■怪我の功名となるか 12月25日に行われた『SoftBank ウインターカップ2024 令和6年度 第77回全国高等学校バス…

■怪我の功名となるか


 12月25日に行われた『SoftBank ウインターカップ2024 令和6年度 第77回全国高等学校バスケットボール選手権大会』の2回戦で、洛南高校(京都府)は県立四日市工業高校(三重県)に98-69で勝利。第1クォーターから28-12とペースを握ると、エントリーメンバー15名全員がコートに立った。

 洛南のエースを張るのは、背番号4の松本秦(3年)。4点差の競り合いとなった初戦の尽誠学園高校(香川県)では、192センチのサイズを生かして18得点16リバウンドをマークして勝利へ導いた。しかし、四日市工業戦での得点は「0」。尽誠学園との試合で足を捻ったこともあり、プレータイムも8分36秒にとどまった。

「自分はプレーで周りを引っ張ることが一番求められていることですし、毎試合30点以上取ってチームを勝たせることが目標です」と口にするように、松本は常にコートに立って得点を量産してきた。久しぶりにベンチで長い時間を過ごしたことで、普段とは違う刺激を受けたようだ。

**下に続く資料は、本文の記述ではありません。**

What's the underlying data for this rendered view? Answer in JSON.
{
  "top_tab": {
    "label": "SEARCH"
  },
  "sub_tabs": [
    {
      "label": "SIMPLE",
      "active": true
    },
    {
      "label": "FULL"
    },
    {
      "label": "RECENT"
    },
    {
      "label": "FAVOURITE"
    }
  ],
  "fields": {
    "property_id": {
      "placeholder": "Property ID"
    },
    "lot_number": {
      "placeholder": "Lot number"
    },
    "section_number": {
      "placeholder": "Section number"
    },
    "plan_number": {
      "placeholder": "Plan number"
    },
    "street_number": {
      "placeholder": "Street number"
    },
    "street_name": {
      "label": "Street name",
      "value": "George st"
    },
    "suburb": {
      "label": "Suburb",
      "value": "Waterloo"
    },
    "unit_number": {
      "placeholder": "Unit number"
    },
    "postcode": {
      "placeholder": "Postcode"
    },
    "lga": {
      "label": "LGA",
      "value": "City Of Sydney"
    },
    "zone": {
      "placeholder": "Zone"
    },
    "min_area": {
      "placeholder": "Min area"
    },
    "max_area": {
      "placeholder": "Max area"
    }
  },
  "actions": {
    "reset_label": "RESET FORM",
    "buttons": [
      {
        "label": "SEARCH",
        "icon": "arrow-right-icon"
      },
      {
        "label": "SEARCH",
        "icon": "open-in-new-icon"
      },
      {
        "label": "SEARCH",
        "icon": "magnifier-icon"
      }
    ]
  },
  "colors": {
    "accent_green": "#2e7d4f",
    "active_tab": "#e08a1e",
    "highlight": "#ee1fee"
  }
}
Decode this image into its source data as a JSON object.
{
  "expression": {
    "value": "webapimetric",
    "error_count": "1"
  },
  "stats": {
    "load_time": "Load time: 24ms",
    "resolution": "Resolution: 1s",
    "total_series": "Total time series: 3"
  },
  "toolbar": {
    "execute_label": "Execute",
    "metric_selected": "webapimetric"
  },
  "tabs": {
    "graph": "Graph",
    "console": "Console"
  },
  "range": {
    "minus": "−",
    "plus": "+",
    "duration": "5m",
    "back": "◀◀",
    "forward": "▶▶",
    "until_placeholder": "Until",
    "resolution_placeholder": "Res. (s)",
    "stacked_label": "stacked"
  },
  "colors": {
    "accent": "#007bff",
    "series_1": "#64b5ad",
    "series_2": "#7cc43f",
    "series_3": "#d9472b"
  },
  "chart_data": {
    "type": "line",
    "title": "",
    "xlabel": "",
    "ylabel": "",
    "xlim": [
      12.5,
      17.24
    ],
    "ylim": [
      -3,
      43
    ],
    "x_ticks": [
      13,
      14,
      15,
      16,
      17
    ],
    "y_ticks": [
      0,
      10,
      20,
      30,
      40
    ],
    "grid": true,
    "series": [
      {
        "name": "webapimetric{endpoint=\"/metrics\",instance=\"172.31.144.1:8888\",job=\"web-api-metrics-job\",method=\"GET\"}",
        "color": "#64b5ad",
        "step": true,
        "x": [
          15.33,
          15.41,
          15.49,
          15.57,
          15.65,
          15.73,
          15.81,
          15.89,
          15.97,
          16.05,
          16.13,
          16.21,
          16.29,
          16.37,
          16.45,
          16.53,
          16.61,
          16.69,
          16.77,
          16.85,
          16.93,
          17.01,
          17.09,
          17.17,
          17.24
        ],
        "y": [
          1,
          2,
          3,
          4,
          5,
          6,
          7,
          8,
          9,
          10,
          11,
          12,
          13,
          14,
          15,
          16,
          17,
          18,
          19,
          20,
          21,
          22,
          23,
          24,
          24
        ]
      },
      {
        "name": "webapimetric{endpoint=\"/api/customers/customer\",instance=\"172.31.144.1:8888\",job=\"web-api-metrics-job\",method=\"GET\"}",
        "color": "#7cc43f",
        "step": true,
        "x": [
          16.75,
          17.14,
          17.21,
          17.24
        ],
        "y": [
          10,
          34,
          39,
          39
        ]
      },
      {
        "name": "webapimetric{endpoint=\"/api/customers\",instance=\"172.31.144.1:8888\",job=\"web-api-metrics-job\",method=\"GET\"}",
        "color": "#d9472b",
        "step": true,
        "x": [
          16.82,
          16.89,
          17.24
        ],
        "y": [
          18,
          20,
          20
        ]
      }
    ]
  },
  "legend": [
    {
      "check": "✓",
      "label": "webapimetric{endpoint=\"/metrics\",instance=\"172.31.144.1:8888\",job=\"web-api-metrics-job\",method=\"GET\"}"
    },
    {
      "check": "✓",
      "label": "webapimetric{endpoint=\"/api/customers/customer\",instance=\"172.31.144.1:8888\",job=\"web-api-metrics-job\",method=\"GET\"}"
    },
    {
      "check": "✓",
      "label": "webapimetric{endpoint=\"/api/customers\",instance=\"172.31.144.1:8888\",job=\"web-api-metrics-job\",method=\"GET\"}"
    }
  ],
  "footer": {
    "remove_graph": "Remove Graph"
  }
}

「いつもコートに立たせてもらっている分、試合を客観的に見ることが少ないので勉強になりました。やっぱり外から見ているからこそ気付くこと、思うことがありましたし、今日の試合はそういったことをチームに伝えて貢献できたらいいなと思っていました」

■「フルコートプレスもあると思うんですけど…」


 洛南にとって、今回のウインターカップは2年ぶりとなる全国。昨年は思うような結果を残せなかった中でも、「勝負どころで自分が点数を決められず負けてることが多かったので、メンタル面やシュートの決定力を高められるように練習に取り組んでいました」と松本は振り返る。

 26日の3回戦に勝利すれば、2年ぶりにメインコート進出を果たす。2回戦は危なげない試合運びを見せた洛南だが、次に立ちはだかるのはディフェンディングチャンピオンの福岡第一高校(福岡県)。松本は「負けたら最後ですし、相手も福岡第一さんなので自分たちの持っている力を120パーセント出さないと勝てないような相手だと思います。チーム一丸で戦いたいです」と意気込み、静かに闘志を燃やす。

「福岡第一さんはとにかくディフェンスが強いチーム。フルコートプレスもあると思うんですけど、全体のサイズでは自分たちの方が勝っているので、ハーフコートまでボールを運ぶことができれば自分たちの得意なオフェンスに持っていけると思います」

 無論、2回戦で力を温存したエースは、自分の持っているものを全てぶつける覚悟だ。